Duncan, who is more familiar with being late for flights than I am, kept me calm and assured me it would work out fine. It is a skill with which I was impressed, but one that I never want to be so practiced at as to acquire.
Just when I thought all hope was lost, they called out for anyone going to Europe to go to the head of the line, and we processed our bags at 7:34 a.m. While doing that, I discovered something that held true for the remainder of my time with Icelandair. The employees were kind, positive and helpful. Never once were we scolded or shamed, and my anxiety was calmed. United could take a few lessons from these fine folks.
I had planned to get a refund on my tax on my sweater, but there was a line, and I had no time. I felt fine about my donation to the economy of Iceland. Iceland has an equitable health care system and free universities for residents, so my money went to support something I support.
After whipping through security and customs (honestly, Iceland is the simplest border I have ever crossed going both ways), I ended up running the length of the airport to get to our gate, arriving five minutes before our scheduled departure. And believe it or not, they were waiting for us. And were pleasant and polite, once again.

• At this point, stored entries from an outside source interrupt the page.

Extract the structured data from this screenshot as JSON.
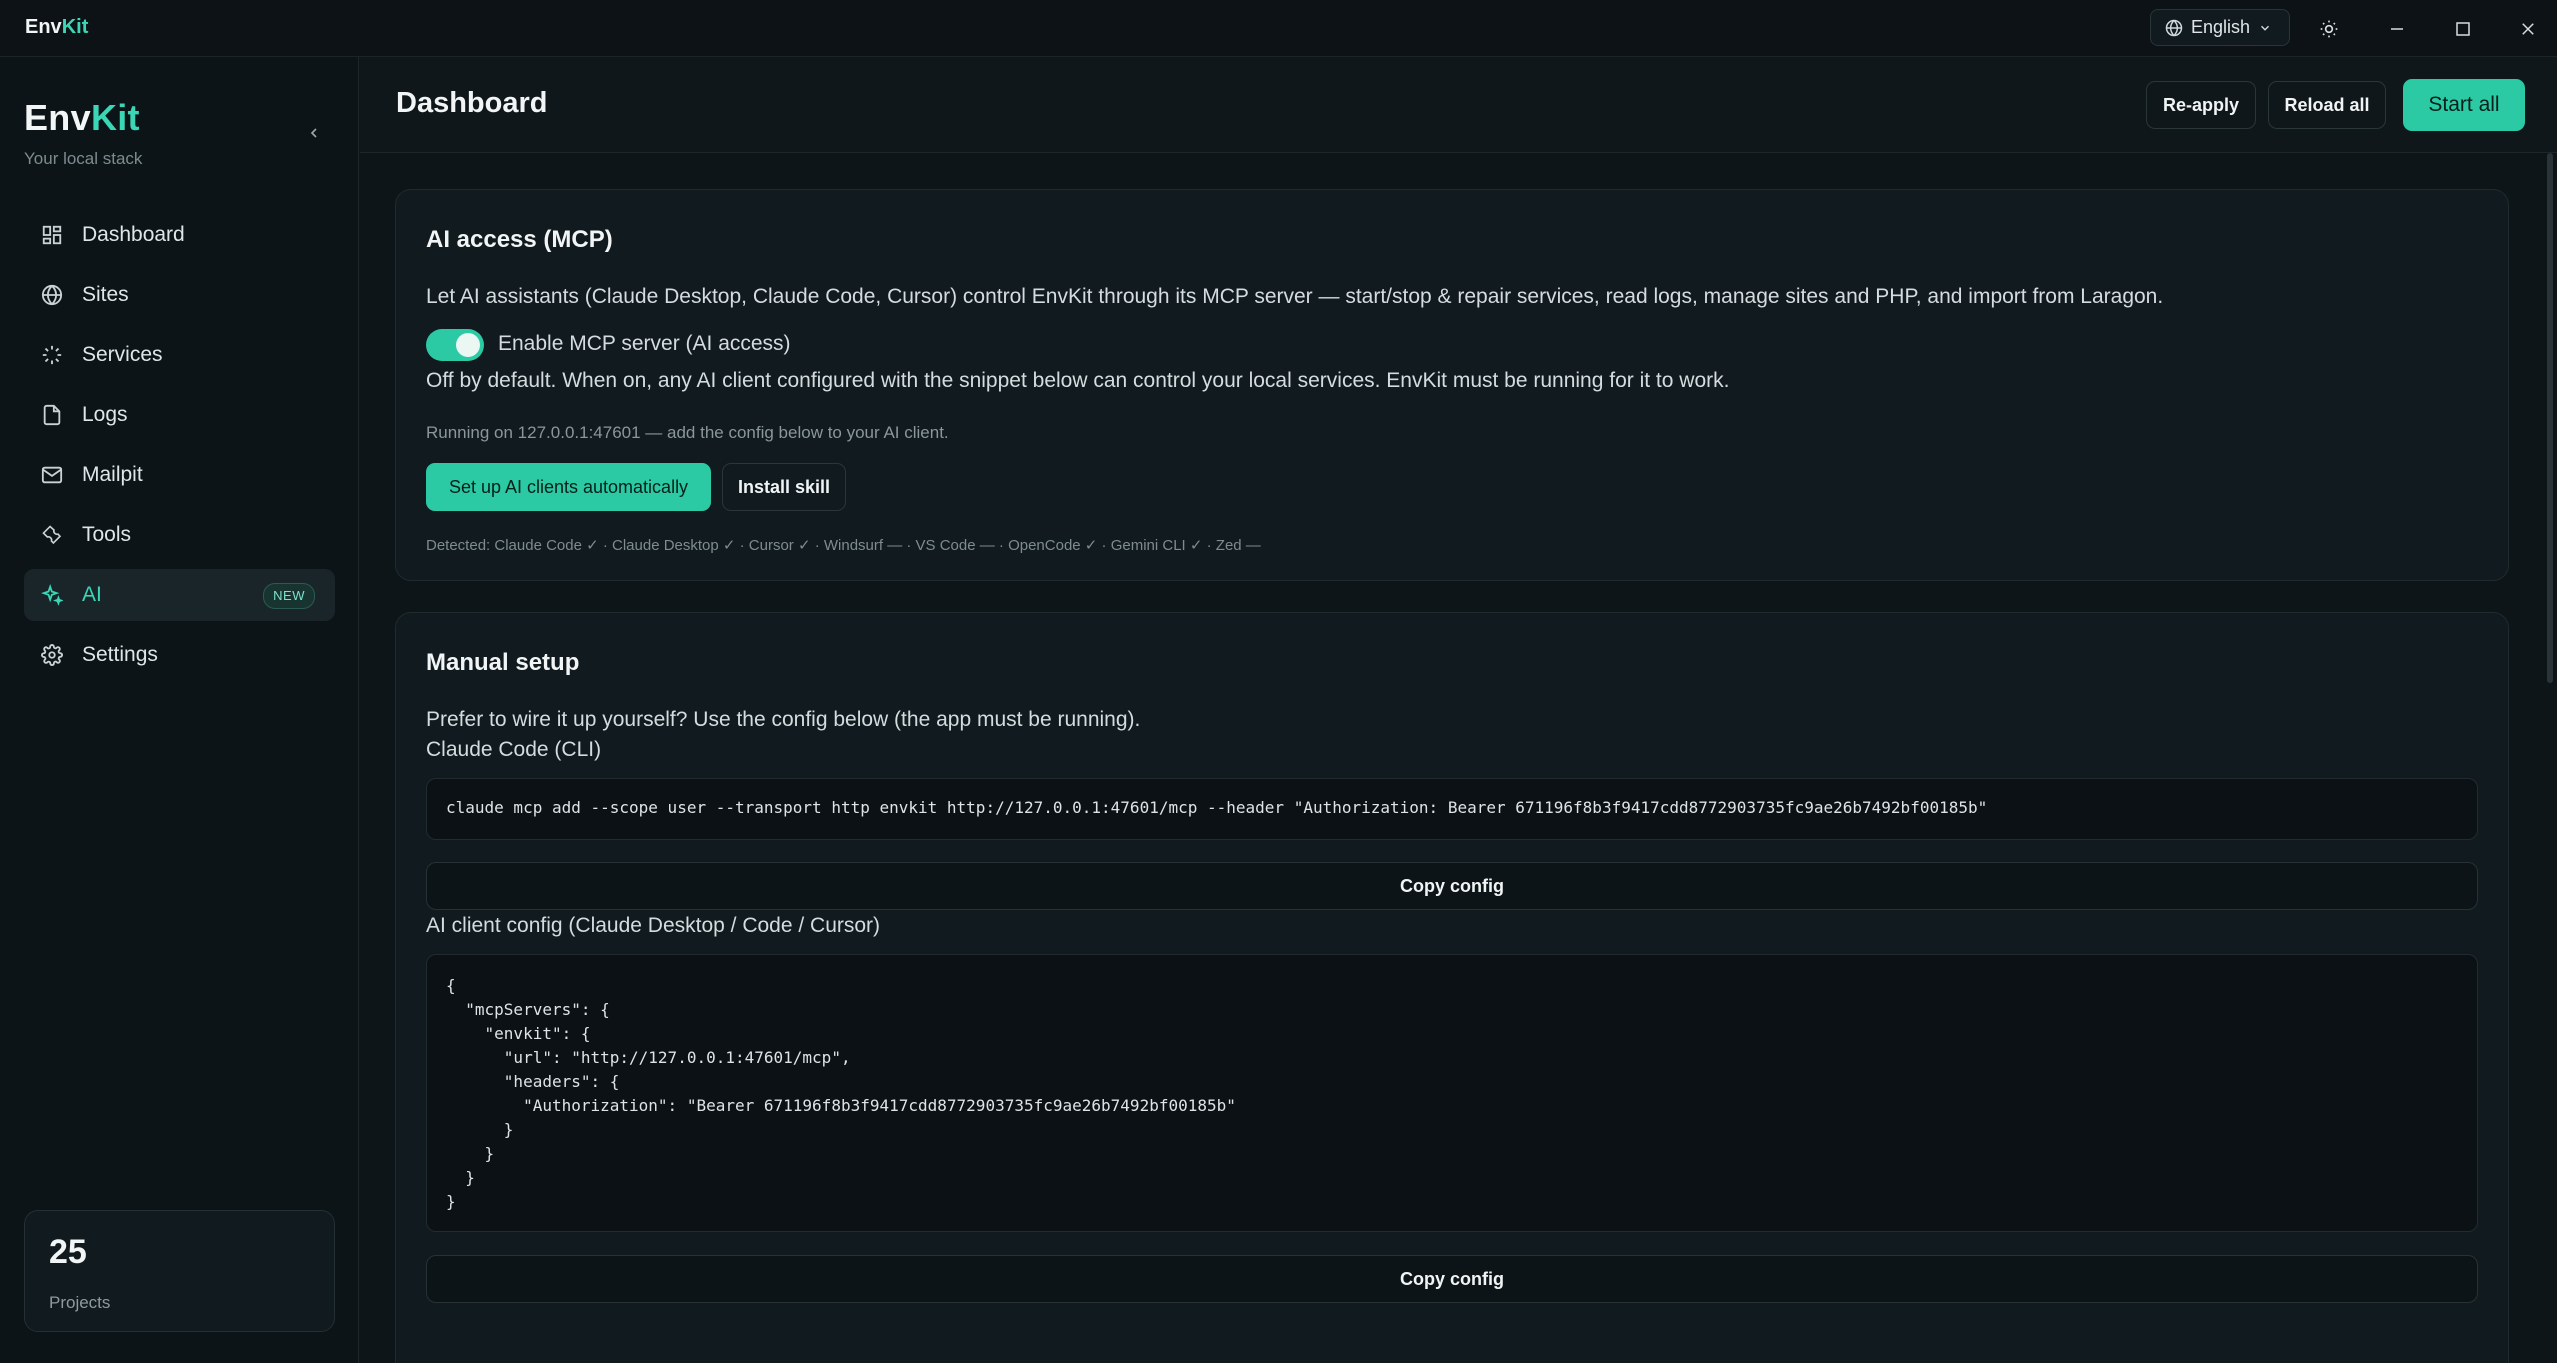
{
  "titlebar": {
    "logo_a": "Env",
    "logo_b": "Kit",
    "language": "English"
  },
  "sidebar": {
    "brand_a": "Env",
    "brand_b": "Kit",
    "tagline": "Your local stack",
    "items": [
      {
        "label": "Dashboard",
        "icon": "dashboard-icon"
      },
      {
        "label": "Sites",
        "icon": "globe-icon"
      },
      {
        "label": "Services",
        "icon": "loader-icon"
      },
      {
        "label": "Logs",
        "icon": "file-icon"
      },
      {
        "label": "Mailpit",
        "icon": "mail-icon"
      },
      {
        "label": "Tools",
        "icon": "wrench-icon"
      },
      {
        "label": "AI",
        "icon": "sparkles-icon",
        "active": true,
        "badge": "NEW"
      },
      {
        "label": "Settings",
        "icon": "gear-icon"
      }
    ],
    "projects": {
      "count": "25",
      "label": "Projects"
    }
  },
  "header": {
    "title": "Dashboard",
    "reapply": "Re-apply",
    "reload": "Reload all",
    "start": "Start all"
  },
  "mcp": {
    "title": "AI access (MCP)",
    "description": "Let AI assistants (Claude Desktop, Claude Code, Cursor) control EnvKit through its MCP server — start/stop & repair services, read logs, manage sites and PHP, and import from Laragon.",
    "toggle_label": "Enable MCP server (AI access)",
    "toggle_on": true,
    "note": "Off by default. When on, any AI client configured with the snippet below can control your local services. EnvKit must be running for it to work.",
    "status": "Running on 127.0.0.1:47601 — add the config below to your AI client.",
    "setup_button": "Set up AI clients automatically",
    "install_button": "Install skill",
    "detected": "Detected: Claude Code ✓ · Claude Desktop ✓ · Cursor ✓ · Windsurf — · VS Code — · OpenCode ✓ · Gemini CLI ✓ · Zed —"
  },
  "manual": {
    "title": "Manual setup",
    "intro": "Prefer to wire it up yourself? Use the config below (the app must be running).",
    "cli_label": "Claude Code (CLI)",
    "cli_command": "claude mcp add --scope user --transport http envkit http://127.0.0.1:47601/mcp --header \"Authorization: Bearer 671196f8b3f9417cdd8772903735fc9ae26b7492bf00185b\"",
    "copy_label": "Copy config",
    "json_label": "AI client config (Claude Desktop / Code / Cursor)",
    "json_config": "{\n  \"mcpServers\": {\n    \"envkit\": {\n      \"url\": \"http://127.0.0.1:47601/mcp\",\n      \"headers\": {\n        \"Authorization\": \"Bearer 671196f8b3f9417cdd8772903735fc9ae26b7492bf00185b\"\n      }\n    }\n  }\n}",
    "copy_label_2": "Copy config"
  },
  "colors": {
    "accent": "#2bc9a4",
    "background": "#0e1519",
    "card": "#111a1e"
  }
}
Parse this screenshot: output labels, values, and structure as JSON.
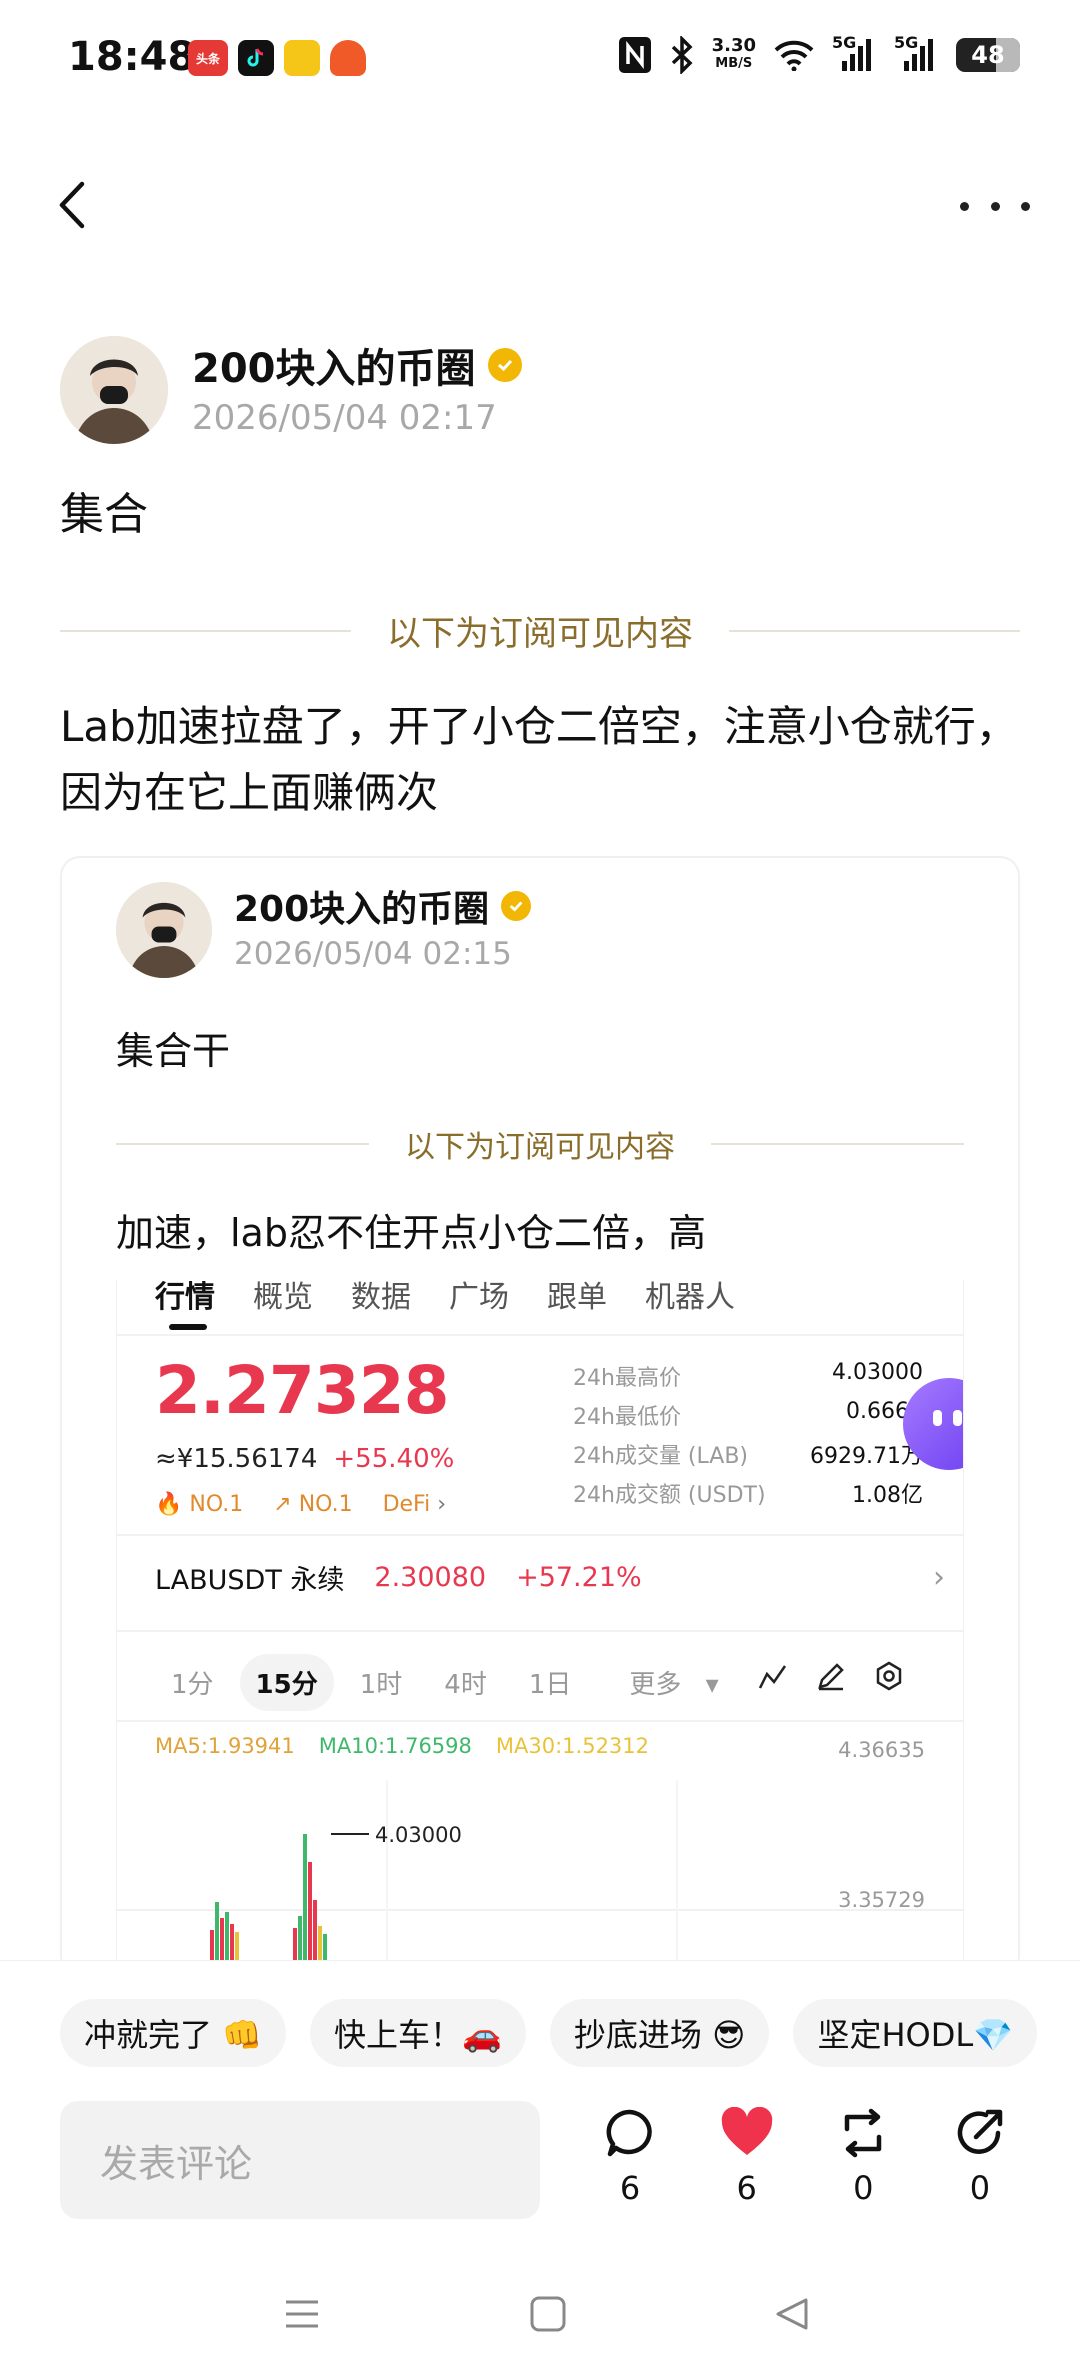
{
  "status_bar": {
    "time": "18:48",
    "notif_icons": [
      {
        "name": "toutiao-icon",
        "label": "头条",
        "color": "#e53935"
      },
      {
        "name": "douyin-icon",
        "label": "",
        "color": "#111111"
      },
      {
        "name": "photo-app-icon",
        "label": "",
        "color": "#f5c518"
      },
      {
        "name": "game-app-icon",
        "label": "",
        "color": "#f05a28"
      }
    ],
    "net_speed_value": "3.30",
    "net_speed_unit": "MB/S",
    "signal_1_label": "5G",
    "signal_2_label": "5G",
    "battery": "48"
  },
  "post": {
    "author": "200块入的币圈",
    "time": "2026/05/04 02:17",
    "title": "集合",
    "divider_label": "以下为订阅可见内容",
    "body": "Lab加速拉盘了，开了小仓二倍空，注意小仓就行，因为在它上面赚俩次"
  },
  "quoted_post": {
    "author": "200块入的币圈",
    "time": "2026/05/04 02:15",
    "title": "集合干",
    "divider_label": "以下为订阅可见内容",
    "body": "加速，lab忍不住开点小仓二倍，高",
    "screenshot": {
      "tabs": [
        "行情",
        "概览",
        "数据",
        "广场",
        "跟单",
        "机器人"
      ],
      "price": "2.27328",
      "cny": "≈¥15.56174",
      "change": "+55.40%",
      "tags": [
        "NO.1",
        "NO.1",
        "DeFi"
      ],
      "stats": [
        {
          "k": "24h最高价",
          "v": "4.03000"
        },
        {
          "k": "24h最低价",
          "v": "0.6664"
        },
        {
          "k": "24h成交量 (LAB)",
          "v": "6929.71万"
        },
        {
          "k": "24h成交额 (USDT)",
          "v": "1.08亿"
        }
      ],
      "perp_name": "LABUSDT 永续",
      "perp_price": "2.30080",
      "perp_change": "+57.21%",
      "intervals": [
        "1分",
        "15分",
        "1时",
        "4时",
        "1日",
        "更多"
      ],
      "active_interval": "15分",
      "ma": [
        {
          "label": "MA5:1.93941",
          "color": "#e0a33a"
        },
        {
          "label": "MA10:1.76598",
          "color": "#3fb86b"
        },
        {
          "label": "MA30:1.52312",
          "color": "#e8c33a"
        }
      ],
      "axis_top": "4.36635",
      "axis_mid": "3.35729",
      "peak_label": "4.03000"
    }
  },
  "bottom": {
    "quick_replies": [
      "冲就完了 👊",
      "快上车！🚗",
      "抄底进场 😎",
      "坚定HODL💎"
    ],
    "comment_placeholder": "发表评论",
    "comment_count": "6",
    "like_count": "6",
    "repost_count": "0",
    "share_count": "0"
  },
  "colors": {
    "accent_gold": "#8a6d2a",
    "price_red": "#e8384f",
    "verify_gold": "#f2b705"
  }
}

I did not feel as bad as I would have making them wait, as others were waiting for the shuttle to take us to the plane, which arrived a few minutes later. Guilt is engrained in me when I make others wait for me, and the fact that our late arrival didn’t slow the plane assuaged my concerns. But I am quite sure my heart can’t take being late for flights very often — in terms of nerves and running in airports!
The flight to Bergen, Norway was lovely, but when we arrived, it was raining. After discovering once again that my cash car did not work, I continued in an unintentional experiment to find out if it is possible to travel Europe on a purely credit card economy, eschewing cash altogether. So far so good.
I had hoped to explore Bergen a bit, but a downpour hit, so Duncan and I found a cafe where we warmed ourselves with soup. I had chicken with saffron — I recommend it as a great spice for soup. Duncan had reindeer — and we discovered the Norwegian word for reindeer is Rudolf. He felt no guilt at all. I could not have done it.
We headed for our ferry, which provided a lovely five-hour ride to the Sogndal, in the fjords, where we will stay for the next three days. It has been overcast and rainy all day, but I am still amazed at the greenery on the hills, the blueness of the water and the freshness of the air.
Tomorrow, we rise early to head up to the glaciers for a five-hour glacier hike. I’m hoping that we get to the bus in plenty of time, because one story about the travails of the travel process is quite enough for one trip.